2017-07-12

Bayes Cannon, asteroseismology, binaries

Today, at MPIA Milky Way Group Meeting, I presented my thinking about Stephen Feeney (Flatiron), Ana Bonaca (Harvard), and my project on doing asteroseismology without the Fourier Transform. I am so excited about the (remote, perhaps) possibility that Gaia might be able to measure delta-nu and nu-max for many stars! Possible #GaiaSprint project?

Before me, Kareem El-Badry (Berkeley) talked about how wrong your inferences about stars can be when you model the spectrum without considering binarity. This maps on to a lot of things I discuss with Tim Morton (Princeton) in the area of exoplanet science. Also Yuan-Sen Ting (ANU) spoke about using t-SNE to look for clustering of stars in chemical space.
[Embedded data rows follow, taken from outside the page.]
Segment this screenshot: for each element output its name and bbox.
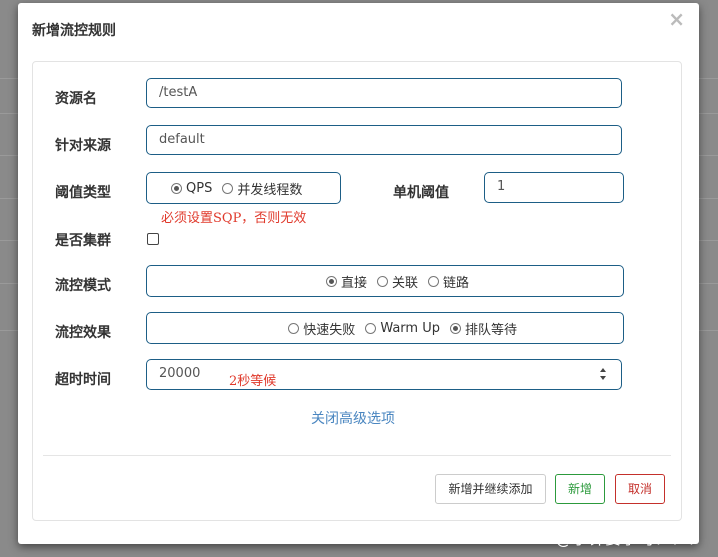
cluster-label: 是否集群 — [55, 233, 111, 249]
strategy-option-label: 关联 — [391, 275, 418, 291]
control-behavior-radio-group: 快速失败 Warm Up 排队等待 — [146, 312, 624, 344]
strategy-option-chain[interactable]: 链路 — [427, 272, 469, 291]
behavior-option-warm-up[interactable]: Warm Up — [365, 321, 440, 336]
close-advanced-link[interactable]: 关闭高级选项 — [311, 408, 395, 428]
behavior-option-label: 排队等待 — [464, 322, 517, 338]
timeout-value: 20000 — [159, 366, 201, 381]
behavior-option-fast-fail[interactable]: 快速失败 — [288, 319, 355, 338]
radio-unchecked-icon — [222, 182, 234, 194]
threshold-input[interactable]: 1 — [484, 172, 624, 203]
number-spinner-icon[interactable] — [599, 367, 607, 381]
limit-app-input[interactable]: default — [146, 125, 622, 155]
grade-option-threads[interactable]: 并发线程数 — [222, 179, 302, 198]
strategy-option-direct[interactable]: 直接 — [325, 272, 367, 291]
radio-unchecked-icon — [427, 275, 439, 287]
grade-option-label: 并发线程数 — [237, 182, 303, 198]
threshold-label: 单机阈值 — [393, 185, 449, 201]
strategy-label: 流控模式 — [55, 278, 111, 294]
strategy-radio-group: 直接 关联 链路 — [146, 265, 624, 297]
strategy-option-relate[interactable]: 关联 — [376, 272, 418, 291]
dialog-title: 新增流控规则 — [32, 23, 116, 39]
grade-label: 阈值类型 — [55, 185, 111, 201]
radio-unchecked-icon — [365, 322, 377, 334]
cluster-checkbox[interactable] — [147, 233, 159, 245]
timeout-annotation: 2秒等候 — [229, 374, 277, 389]
radio-unchecked-icon — [376, 275, 388, 287]
radio-checked-icon — [449, 322, 461, 334]
limit-app-label: 针对来源 — [55, 138, 111, 154]
divider — [43, 455, 671, 456]
timeout-label: 超时时间 — [55, 372, 111, 388]
form-panel: 资源名 /testA 针对来源 default 阈值类型 QPS 并发线程数 必… — [32, 61, 682, 521]
grade-option-qps[interactable]: QPS — [171, 181, 212, 196]
grade-option-label: QPS — [186, 180, 213, 196]
watermark: CSDN @小钟要学习！！！ — [502, 529, 704, 548]
resource-name-input[interactable]: /testA — [146, 78, 622, 108]
close-icon[interactable]: × — [668, 9, 685, 29]
grade-annotation: 必须设置SQP，否则无效 — [161, 211, 307, 226]
behavior-option-queue[interactable]: 排队等待 — [449, 319, 517, 338]
add-button[interactable]: 新增 — [555, 474, 605, 504]
strategy-option-label: 直接 — [340, 275, 367, 291]
resource-name-label: 资源名 — [55, 91, 97, 107]
control-behavior-label: 流控效果 — [55, 325, 111, 341]
cancel-button[interactable]: 取消 — [615, 474, 665, 504]
radio-unchecked-icon — [288, 322, 300, 334]
radio-checked-icon — [325, 275, 337, 287]
add-and-continue-button[interactable]: 新增并继续添加 — [435, 474, 546, 504]
flow-rule-dialog: 新增流控规则 × 资源名 /testA 针对来源 default 阈值类型 QP… — [18, 3, 699, 544]
behavior-option-label: 快速失败 — [303, 322, 356, 338]
grade-radio-group: QPS 并发线程数 — [146, 172, 341, 204]
behavior-option-label: Warm Up — [380, 320, 440, 336]
strategy-option-label: 链路 — [442, 275, 469, 291]
timeout-input[interactable]: 20000 — [146, 359, 622, 390]
radio-checked-icon — [171, 182, 182, 194]
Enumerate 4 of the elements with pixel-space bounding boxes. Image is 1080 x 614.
I spent the early morning writing up a safe-for-methodologists (think: statisticians, mathematicians, and computer scientists) description of The Cannon's likelihood function, when the stellar labels themselves are poorly known (really the project of Christina Eilers here at MPIA). I did this because Jonathan Weare (Chicago) has proposed that he can probably sample the full posterior. I hope that is true! It would be a probabilistic tour de force.

1 comment:

  1. Hi David,

    Dan F.-M. and I have been working on using celerite to do asteroseismology in the time domain, which I mentioned in my presentation at TASC yesterday. So far, it looks like getting numax for an ensemble of similar stars is fairly simple (still working on finding deltanu, though). Curious to hear your thoughts on the subject!